11 September 2017

Mozambique: Quarrying in Umbeluzi Valley Banned

Maputo — The Mozambican Minister of Mineral Resources and Energy, Leticia Klemens, has banned all quarrying and sandpit operations along the Umbeluzi valley, in Maputo province, reports the independent television station, STV.

Klemens visited sandpits and quarries along the river banks on Friday and Saturday and was angered by what she found. One quarry operator, in Namaacha district, had even diverted the river from its normal course, in order to serve his own commercial interests.

Klemens warned that, from now on, inspectors will guarantee that operators do not damage the environment. "The inspection will be very tough", she said. "There was a time when we went soft in order to give an opportunity to Mozambican businesses. But that phase is now over. Now Mozambicans must prove that they are good business people and that they have the potential to operate in this area".

The increase in civil construction projects in Maputo, has led to a growing demand for sand and stone for building purposes. To fulfill this demand quarry and sandpit operators have been putting great pressure on the environment in the Umbeluzi Valley.

Klemens gave her warning at a meeting with mining associations and operators after her tour of the area. She urged business to think not merely of their own interests but of those of future generations.

She said those who affected by the ban would be given new areas for the operations, where they would not affect river beds or banks.

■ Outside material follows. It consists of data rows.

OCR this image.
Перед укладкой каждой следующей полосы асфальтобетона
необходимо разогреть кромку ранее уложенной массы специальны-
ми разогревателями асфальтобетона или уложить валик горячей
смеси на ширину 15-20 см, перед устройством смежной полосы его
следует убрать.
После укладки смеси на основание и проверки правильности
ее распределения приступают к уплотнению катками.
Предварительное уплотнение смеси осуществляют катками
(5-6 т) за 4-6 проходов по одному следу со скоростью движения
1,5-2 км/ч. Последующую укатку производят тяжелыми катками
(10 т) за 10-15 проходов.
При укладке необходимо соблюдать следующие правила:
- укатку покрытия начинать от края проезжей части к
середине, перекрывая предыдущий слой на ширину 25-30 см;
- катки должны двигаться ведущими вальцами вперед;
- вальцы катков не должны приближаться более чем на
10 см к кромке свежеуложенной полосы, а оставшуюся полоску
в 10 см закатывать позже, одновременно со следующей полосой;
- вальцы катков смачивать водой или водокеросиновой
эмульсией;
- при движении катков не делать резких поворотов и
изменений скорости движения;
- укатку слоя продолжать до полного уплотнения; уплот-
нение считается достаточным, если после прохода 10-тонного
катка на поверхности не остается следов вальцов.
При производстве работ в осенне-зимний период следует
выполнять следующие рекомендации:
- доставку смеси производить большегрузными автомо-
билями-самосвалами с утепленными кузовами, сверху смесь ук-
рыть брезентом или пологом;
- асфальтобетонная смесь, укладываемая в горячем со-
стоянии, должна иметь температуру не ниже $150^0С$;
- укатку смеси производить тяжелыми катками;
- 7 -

Klemens told reporters that some of the problems identified at the meeting arose from lack of communication. She said this constraint will be overcome, and the authorities and the mining operators would remain in regular contact.

During the meeting operators complained they had suffered extortion from some officials. Klemens urged them to denounce any attempts at corruption so that the offenders can be identified and held responsible for their acts.

They also complained that the "surface tax" all extractive companies should pay is "very high". Klemens said the government is reviewing this tax, and will soon announce its decision.